Paul Dabbar, the Department of Energy’s undersecretary for science, joined lawmakers and other officials at the Savannah River Site in South Carolina Thursday to dedicate the long-anticipated Salt Waste Processing Facility.
The plant “is the final piece to what is an impressive and highly successful liquid waste program here,” Dabbar said in a DOE press release. “Bringing it online is a tremendous victory, not only for the site, but for the entire cleanup mission.”
“Hot commissioning” will start early next month for the plant designed to treat 31 million gallons of tank waste, said Mike Budney, the manager of the DOE Office of Environmental Management operations at Savannah River.
That is when the first radioactive waste will be transferred into the Salt Waste Processing Facility.
In mid-August, the DOE received approval for radioactive operations to begin at the facility, which will process most of the site’s salt waste inventory by separating highly radioactive constituents for treatment through vitrification from the predominately low radioactive, large volume salts that will be treated for disposal on site.

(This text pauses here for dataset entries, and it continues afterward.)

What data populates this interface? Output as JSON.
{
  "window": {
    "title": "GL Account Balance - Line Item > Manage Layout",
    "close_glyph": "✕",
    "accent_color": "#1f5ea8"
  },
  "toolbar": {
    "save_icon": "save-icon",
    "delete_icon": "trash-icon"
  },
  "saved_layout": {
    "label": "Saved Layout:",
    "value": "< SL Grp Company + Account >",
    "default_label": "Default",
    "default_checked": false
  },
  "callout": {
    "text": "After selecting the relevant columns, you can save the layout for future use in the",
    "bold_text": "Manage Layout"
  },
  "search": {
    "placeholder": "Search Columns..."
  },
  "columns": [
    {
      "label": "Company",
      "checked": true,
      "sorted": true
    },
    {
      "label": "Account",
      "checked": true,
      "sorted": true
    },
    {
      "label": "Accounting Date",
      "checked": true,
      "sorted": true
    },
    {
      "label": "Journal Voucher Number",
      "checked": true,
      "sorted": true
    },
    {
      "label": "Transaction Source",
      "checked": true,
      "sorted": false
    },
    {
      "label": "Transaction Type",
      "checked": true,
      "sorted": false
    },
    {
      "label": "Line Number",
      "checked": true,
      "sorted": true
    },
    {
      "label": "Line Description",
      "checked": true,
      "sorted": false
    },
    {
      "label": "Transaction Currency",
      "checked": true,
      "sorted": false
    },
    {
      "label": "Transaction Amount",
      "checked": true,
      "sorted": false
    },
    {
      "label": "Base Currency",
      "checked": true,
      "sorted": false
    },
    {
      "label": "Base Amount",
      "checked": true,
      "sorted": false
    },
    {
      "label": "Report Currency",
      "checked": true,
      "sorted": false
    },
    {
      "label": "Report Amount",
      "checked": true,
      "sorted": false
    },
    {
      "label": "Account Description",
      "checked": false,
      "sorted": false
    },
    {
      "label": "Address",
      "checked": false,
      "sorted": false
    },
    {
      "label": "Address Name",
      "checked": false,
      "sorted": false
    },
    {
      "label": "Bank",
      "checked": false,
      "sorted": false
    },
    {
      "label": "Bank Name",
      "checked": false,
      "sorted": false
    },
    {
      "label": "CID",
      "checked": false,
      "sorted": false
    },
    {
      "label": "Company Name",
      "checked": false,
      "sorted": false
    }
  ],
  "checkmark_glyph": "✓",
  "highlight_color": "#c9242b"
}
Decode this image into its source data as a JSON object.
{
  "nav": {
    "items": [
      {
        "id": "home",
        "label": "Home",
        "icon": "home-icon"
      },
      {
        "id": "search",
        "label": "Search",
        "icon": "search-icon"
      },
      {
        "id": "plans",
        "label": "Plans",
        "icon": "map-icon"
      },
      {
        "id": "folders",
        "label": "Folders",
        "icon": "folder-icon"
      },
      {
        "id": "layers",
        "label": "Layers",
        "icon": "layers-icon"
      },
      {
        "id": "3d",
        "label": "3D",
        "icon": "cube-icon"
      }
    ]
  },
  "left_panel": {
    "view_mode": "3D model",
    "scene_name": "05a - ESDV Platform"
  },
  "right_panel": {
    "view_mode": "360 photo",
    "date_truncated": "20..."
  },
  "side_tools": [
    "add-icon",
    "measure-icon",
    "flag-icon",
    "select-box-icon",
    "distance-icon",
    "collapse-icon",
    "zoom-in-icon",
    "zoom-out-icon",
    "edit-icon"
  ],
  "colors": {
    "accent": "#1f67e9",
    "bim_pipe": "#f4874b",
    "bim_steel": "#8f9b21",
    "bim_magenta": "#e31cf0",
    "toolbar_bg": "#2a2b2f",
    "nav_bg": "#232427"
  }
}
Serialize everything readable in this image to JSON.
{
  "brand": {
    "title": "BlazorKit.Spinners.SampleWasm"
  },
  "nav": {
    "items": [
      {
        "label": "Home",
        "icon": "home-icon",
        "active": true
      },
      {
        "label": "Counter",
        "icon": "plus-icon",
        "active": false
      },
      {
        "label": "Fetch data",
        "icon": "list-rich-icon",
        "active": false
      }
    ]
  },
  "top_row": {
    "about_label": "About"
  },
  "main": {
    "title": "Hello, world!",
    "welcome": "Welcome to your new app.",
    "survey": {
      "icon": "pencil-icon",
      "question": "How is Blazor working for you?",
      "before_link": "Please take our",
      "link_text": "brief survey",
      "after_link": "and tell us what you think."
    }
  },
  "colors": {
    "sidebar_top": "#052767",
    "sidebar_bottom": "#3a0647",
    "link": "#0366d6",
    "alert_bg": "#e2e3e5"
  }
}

The salt waste takes up over 90% of the tank space at Savannah River tank farms. Commissioning of the plant is considered a major step toward emptying and closing the remaining 43 high-level waste tanks at the federal complex. The DOE expects the tanks to be empty by the mid-to-late 2030s.
Parsons signed a $2.3 billion contract in 2002 to design and build the 140,000-square-foot facility to treat salt waste left over from Cold War nuclear-weapons production at Savannah River. The cost range envisioned at the outset extended from $693 million to $2.6 billion.
Construction was completed in June 2016, which had DOE and Parsons anticipating a December 2018 startup. However, valve replacements and technical problems delayed operation by more than a year. At one point DOE accused Parsons of mismanaging the project.
Parsons will run the Salt Waste Processing Facility for its first year of operation before passing it on to the site’s liquid waste contractor, currently Savannah River Remediation.